The Virtual Console's delay was revealed in an announcement that three indie titles--Shovel Knight: Treasure Trove, Shovel Knight: Specter of Torment, and FAST RMX--will debut on the Nintendo eShop alongside the Switch. Another 60 indie games are expected to be released before the end of the year.
Yet even the eShop isn't debuting in a finished form. Nintendo said that accessing the digital storefront will require a launch-day software update that "downloads in the background, is designed to install quickly, and doesn’t disrupt gameplay." (That last point ought to soften the blow just a little bit.)

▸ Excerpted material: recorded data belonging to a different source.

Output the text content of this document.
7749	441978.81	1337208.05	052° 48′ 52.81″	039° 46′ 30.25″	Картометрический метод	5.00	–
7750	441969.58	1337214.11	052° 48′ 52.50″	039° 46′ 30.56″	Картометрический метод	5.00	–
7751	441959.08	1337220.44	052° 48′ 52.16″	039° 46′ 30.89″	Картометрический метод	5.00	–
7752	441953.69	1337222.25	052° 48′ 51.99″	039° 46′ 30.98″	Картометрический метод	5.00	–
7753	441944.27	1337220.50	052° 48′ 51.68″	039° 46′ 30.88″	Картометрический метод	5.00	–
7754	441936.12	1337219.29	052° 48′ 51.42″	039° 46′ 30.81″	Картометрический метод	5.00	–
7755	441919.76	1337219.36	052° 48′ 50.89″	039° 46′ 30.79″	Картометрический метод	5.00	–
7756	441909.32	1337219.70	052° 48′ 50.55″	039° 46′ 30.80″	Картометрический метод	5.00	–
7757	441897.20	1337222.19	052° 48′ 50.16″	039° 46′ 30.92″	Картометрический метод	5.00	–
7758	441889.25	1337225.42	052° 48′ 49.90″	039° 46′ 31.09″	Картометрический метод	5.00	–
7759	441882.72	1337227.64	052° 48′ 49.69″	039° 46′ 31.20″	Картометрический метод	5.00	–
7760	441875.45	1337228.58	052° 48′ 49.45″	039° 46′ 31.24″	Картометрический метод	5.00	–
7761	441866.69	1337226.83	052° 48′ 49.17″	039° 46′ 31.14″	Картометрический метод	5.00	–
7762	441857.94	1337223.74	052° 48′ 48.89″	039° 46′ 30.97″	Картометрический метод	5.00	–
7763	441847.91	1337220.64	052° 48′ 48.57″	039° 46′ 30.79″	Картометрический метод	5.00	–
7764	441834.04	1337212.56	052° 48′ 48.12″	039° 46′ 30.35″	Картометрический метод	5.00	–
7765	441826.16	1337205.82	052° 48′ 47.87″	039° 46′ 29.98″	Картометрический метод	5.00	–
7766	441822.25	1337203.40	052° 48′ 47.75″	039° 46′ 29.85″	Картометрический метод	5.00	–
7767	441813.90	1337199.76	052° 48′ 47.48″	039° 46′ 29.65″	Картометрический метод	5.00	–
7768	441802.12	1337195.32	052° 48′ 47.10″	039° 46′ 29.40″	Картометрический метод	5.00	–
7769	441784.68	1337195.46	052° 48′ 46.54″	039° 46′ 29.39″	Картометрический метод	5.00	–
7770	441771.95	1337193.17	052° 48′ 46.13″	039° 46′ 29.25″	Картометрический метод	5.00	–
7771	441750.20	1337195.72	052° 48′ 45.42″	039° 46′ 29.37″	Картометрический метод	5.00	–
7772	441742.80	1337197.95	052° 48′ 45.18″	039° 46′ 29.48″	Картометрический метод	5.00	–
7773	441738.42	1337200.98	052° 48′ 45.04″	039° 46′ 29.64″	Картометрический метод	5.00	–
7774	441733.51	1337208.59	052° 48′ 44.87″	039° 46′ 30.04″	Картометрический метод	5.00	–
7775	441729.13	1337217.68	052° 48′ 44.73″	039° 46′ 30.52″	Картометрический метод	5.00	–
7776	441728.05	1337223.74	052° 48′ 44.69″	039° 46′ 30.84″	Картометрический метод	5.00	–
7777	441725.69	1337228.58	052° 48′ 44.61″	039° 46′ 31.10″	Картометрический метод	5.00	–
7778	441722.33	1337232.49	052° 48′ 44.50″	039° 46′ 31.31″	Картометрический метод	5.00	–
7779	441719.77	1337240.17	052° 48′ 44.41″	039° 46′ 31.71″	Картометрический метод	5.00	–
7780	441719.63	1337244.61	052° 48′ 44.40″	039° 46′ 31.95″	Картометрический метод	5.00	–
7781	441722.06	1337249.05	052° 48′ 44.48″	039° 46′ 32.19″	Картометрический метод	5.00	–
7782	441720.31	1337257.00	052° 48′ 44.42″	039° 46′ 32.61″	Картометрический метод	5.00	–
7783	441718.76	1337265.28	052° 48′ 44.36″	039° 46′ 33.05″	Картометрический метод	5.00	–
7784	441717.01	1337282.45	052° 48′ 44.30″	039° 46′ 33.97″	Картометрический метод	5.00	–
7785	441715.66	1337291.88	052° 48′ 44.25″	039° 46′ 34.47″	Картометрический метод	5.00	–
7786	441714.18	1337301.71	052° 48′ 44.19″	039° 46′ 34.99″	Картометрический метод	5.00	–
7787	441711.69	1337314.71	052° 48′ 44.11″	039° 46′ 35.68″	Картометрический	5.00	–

These issues highlight the Switch's potential software problems. The console won't have a full online service until later this year, doesn't have access to services like Netflix, and lacks the Virtual Console nostalgia mill, even though the NES Classic Edition showed how much Nintendo-stalgia gamers want it.
All of those problems can be addressed in due time. Nintendo fans are used to the company's lackluster online services, so many devices are compatible with Netflix that the service probably won't be missed on the Switch, and the Virtual Console will probably make its debut sooner rather than later.
Nintendo's also fixing some problems with its online accounts and making it easier to purchase digital titles for the Switch:
People who already have funds in their accounts on other Nintendo devices can access them using a shared wallet that works on Nintendo Switch as well. Once they link their Nintendo Network ID and Nintendo Account and then their Nintendo Account to their Nintendo Switch system, this functionality becomes possible.
[...] After visiting Nintendo eShop on Nintendo Switch for the first time, gamers can also purchase Nintendo Switch digital games on Nintendo.com. Users can purchase the games on Nintendo’s website and have them download automatically to their Nintendo Switch system at home or on the go, wherever there is a Wi-Fi connection.
Still, combined with the shortage of launch titles and the dearth of information we have about the Switch's hardware even after Nintendo published many of its specs, it's hard not to think that the Switch is going to have a bumpier launch than many people might have expected. And that's if anyone who didn't pre-order the console is even able to buy it without having to camp out in front of a GameStop for the retailer's midnight launch parties.
Oh well. At least there's the Legend of Zelda: Breath of the Wild and its coming expansions. Nintendo seems to think that will be enough to make the Switch launch a success. It will be interesting to see if Link and Co. are able to carry that burden on their own. We'll find out starting March 3.